查找数组中最接近的数字
原文: https://www.geeksforgeeks.org/find-closest-number-array/
给定一个排序的整数数组。 我们需要找到最接近给定数字的值。 数组可能包含重复值和负数。
示例:
Input : arr[] = {1, 2, 4, 5, 6, 6, 8, 9}
Target number = 11
Output : 9
9 is closest to 11 in given array
Input :arr[] = {2, 5, 6, 7, 8, 8, 9};
Target number = 4
Output : 5
简单解决方案是遍历给定数组,并跟踪每个元素与当前元素的绝对差。 最后返回具有最小绝对值差的元素。
一种有效的解决方案是使用二分搜索。
C++
// CPP program to find element
// closet to given target.
#include <bits/stdc++.h>
using namespace std;
int getClosest(int, int, int);
// Returns element closest to target in arr[]
int findClosest(int arr[], int n, int target)
{
// Corner cases
if (target <= arr[0])
return arr[0];
if (target >= arr[n - 1])
return arr[n - 1];
// Doing binary search
int i = 0, j = n, mid = 0;
while (i < j) {
mid = (i + j) / 2;
if (arr[mid] == target)
return arr[mid];
/* If target is less than array element,
then search in left */
if (target < arr[mid]) {
// If target is greater than previous
// to mid, return closest of two
if (mid > 0 && target > arr[mid - 1])
return getClosest(arr[mid - 1],
arr[mid], target);
/* Repeat for left half */
j = mid;
}
// If target is greater than mid
else {
if (mid < n - 1 && target < arr[mid + 1])
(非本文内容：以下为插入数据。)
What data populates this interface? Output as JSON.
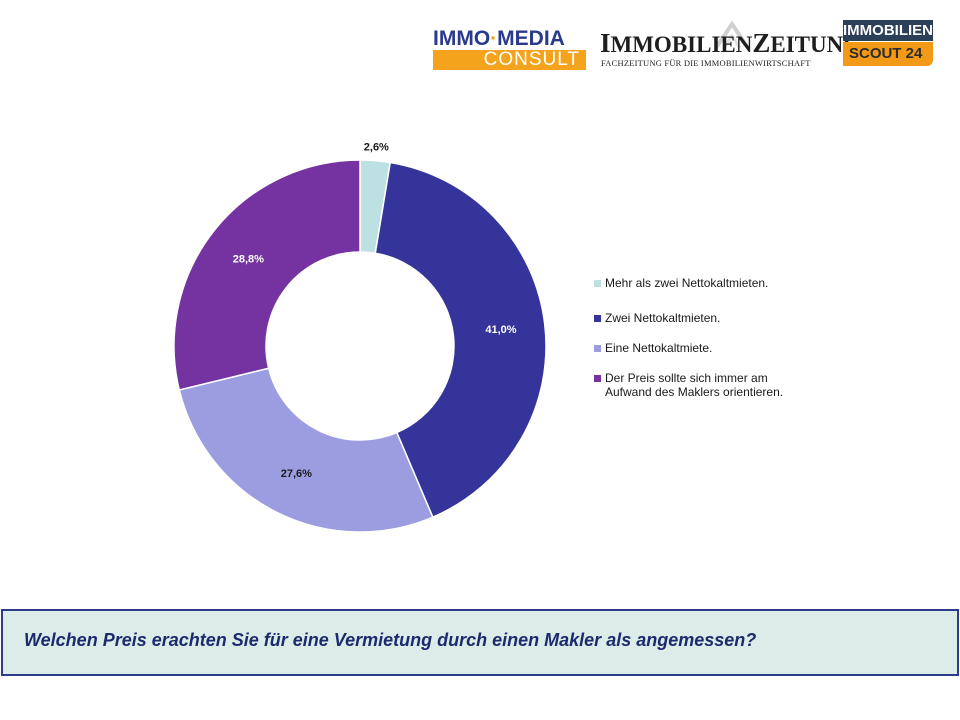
{
  "header": {
    "logo_imc_top": "IMMO",
    "logo_imc_dot": "·",
    "logo_imc_top2": "MEDIA",
    "logo_imc_bottom": "CONSULT",
    "logo_iz_first": "I",
    "logo_iz_mid": "MMOBILIEN",
    "logo_iz_second": "Z",
    "logo_iz_end": "EITUNG",
    "logo_iz_sub": "FACHZEITUNG FÜR DIE IMMOBILIENWIRTSCHAFT",
    "logo_is_top": "IMMOBILIEN",
    "logo_is_bottom": "SCOUT 24"
  },
  "colors": {
    "slice_1": "#bde0e2",
    "slice_2": "#35349a",
    "slice_3": "#9c9de0",
    "slice_4": "#7433a0",
    "question_text": "#1c2a6e",
    "question_bg": "#dcede9",
    "question_border": "#2e3a8c"
  },
  "chart_data": {
    "type": "pie",
    "variant": "donut",
    "categories": [
      "Mehr als zwei Nettokaltmieten.",
      "Zwei Nettokaltmieten.",
      "Eine Nettokaltmiete.",
      "Der Preis sollte sich immer am Aufwand des Maklers orientieren."
    ],
    "values": [
      2.6,
      41.0,
      27.6,
      28.8
    ],
    "data_labels": [
      "2,6%",
      "41,0%",
      "27,6%",
      "28,8%"
    ],
    "title": "",
    "legend_position": "right"
  },
  "legend": {
    "items": [
      {
        "line1": "Mehr als zwei Nettokaltmieten.",
        "line2": ""
      },
      {
        "line1": "Zwei Nettokaltmieten.",
        "line2": ""
      },
      {
        "line1": "Eine Nettokaltmiete.",
        "line2": ""
      },
      {
        "line1": "Der Preis sollte sich immer am",
        "line2": "Aufwand des Maklers orientieren."
      }
    ]
  },
  "question": {
    "text": "Welchen Preis erachten Sie für eine Vermietung durch einen Makler als angemessen?"
  }
}
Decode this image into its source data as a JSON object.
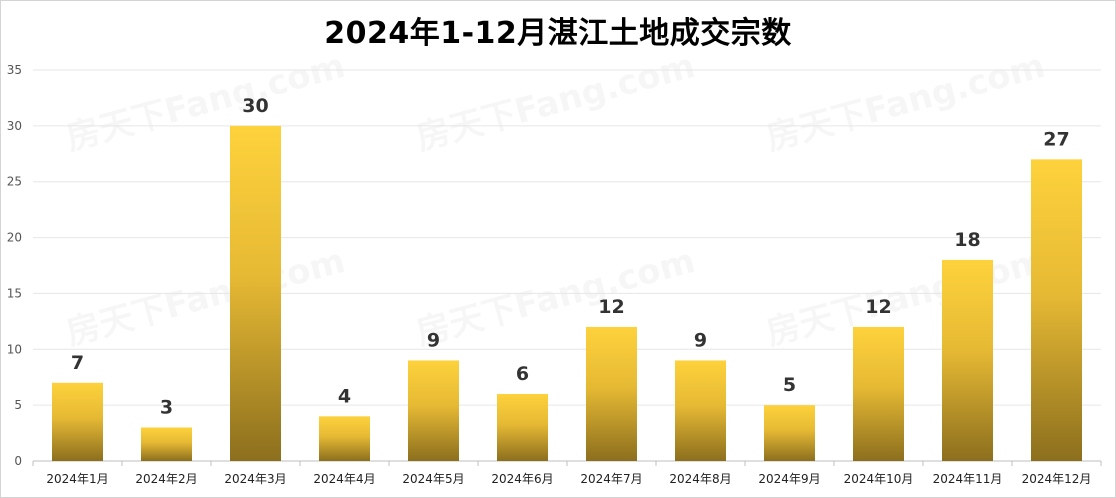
{
  "chart_data": {
    "type": "bar",
    "title": "2024年1-12月湛江土地成交宗数",
    "categories": [
      "2024年1月",
      "2024年2月",
      "2024年3月",
      "2024年4月",
      "2024年5月",
      "2024年6月",
      "2024年7月",
      "2024年8月",
      "2024年9月",
      "2024年10月",
      "2024年11月",
      "2024年12月"
    ],
    "values": [
      7,
      3,
      30,
      4,
      9,
      6,
      12,
      9,
      5,
      12,
      18,
      27
    ],
    "ylim": [
      0,
      35
    ],
    "yticks": [
      0,
      5,
      10,
      15,
      20,
      25,
      30,
      35
    ],
    "grid": true,
    "bar_color_top": "#fdd23c",
    "bar_color_bottom": "#8c6f1e"
  },
  "watermark": "房天下Fang.com"
}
return getClosest(arr[mid],
arr[mid + 1], target);
// update i
i = mid + 1;
}
}
// Only single element left after search
return arr[mid];
}
// Method to compare which one is the more close.
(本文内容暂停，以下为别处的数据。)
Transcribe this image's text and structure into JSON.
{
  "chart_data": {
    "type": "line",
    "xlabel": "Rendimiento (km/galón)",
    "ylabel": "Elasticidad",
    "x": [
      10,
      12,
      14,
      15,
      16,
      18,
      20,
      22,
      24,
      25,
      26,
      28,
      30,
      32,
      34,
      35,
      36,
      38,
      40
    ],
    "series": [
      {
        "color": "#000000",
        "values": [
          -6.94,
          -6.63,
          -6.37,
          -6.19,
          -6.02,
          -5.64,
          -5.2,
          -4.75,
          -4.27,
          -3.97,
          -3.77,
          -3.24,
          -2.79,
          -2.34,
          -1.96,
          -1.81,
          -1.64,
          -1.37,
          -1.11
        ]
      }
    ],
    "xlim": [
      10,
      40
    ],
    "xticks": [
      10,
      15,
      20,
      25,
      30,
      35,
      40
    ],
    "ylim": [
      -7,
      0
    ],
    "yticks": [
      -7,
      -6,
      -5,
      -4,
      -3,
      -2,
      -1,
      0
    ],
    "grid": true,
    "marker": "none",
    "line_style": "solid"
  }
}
// We find the closest by taking the difference
// between the target and both values. It assumes
// that val2 is greater than val1 and target lies
// between these two.
int getClosest(int val1, int val2,
int target)
{
if (target - val1 >= val2 - target)
return val2;
else
return val1;
}
// Driver code
int main()
{
int arr[] = { 1, 2, 4, 5, 6, 6, 8, 9 };
int n = sizeof(arr) / sizeof(arr[0]);
int target = 11;
cout << (findClosest(arr, n, target));
}
// This code is contributed bu Smitha Dinesh Semwal
Java
// Java program to find element closet to given target.
import java.util.*;
import java.lang.*;
import java.io.*;
class FindClosestNumber {
// Returns element closest to target in arr[]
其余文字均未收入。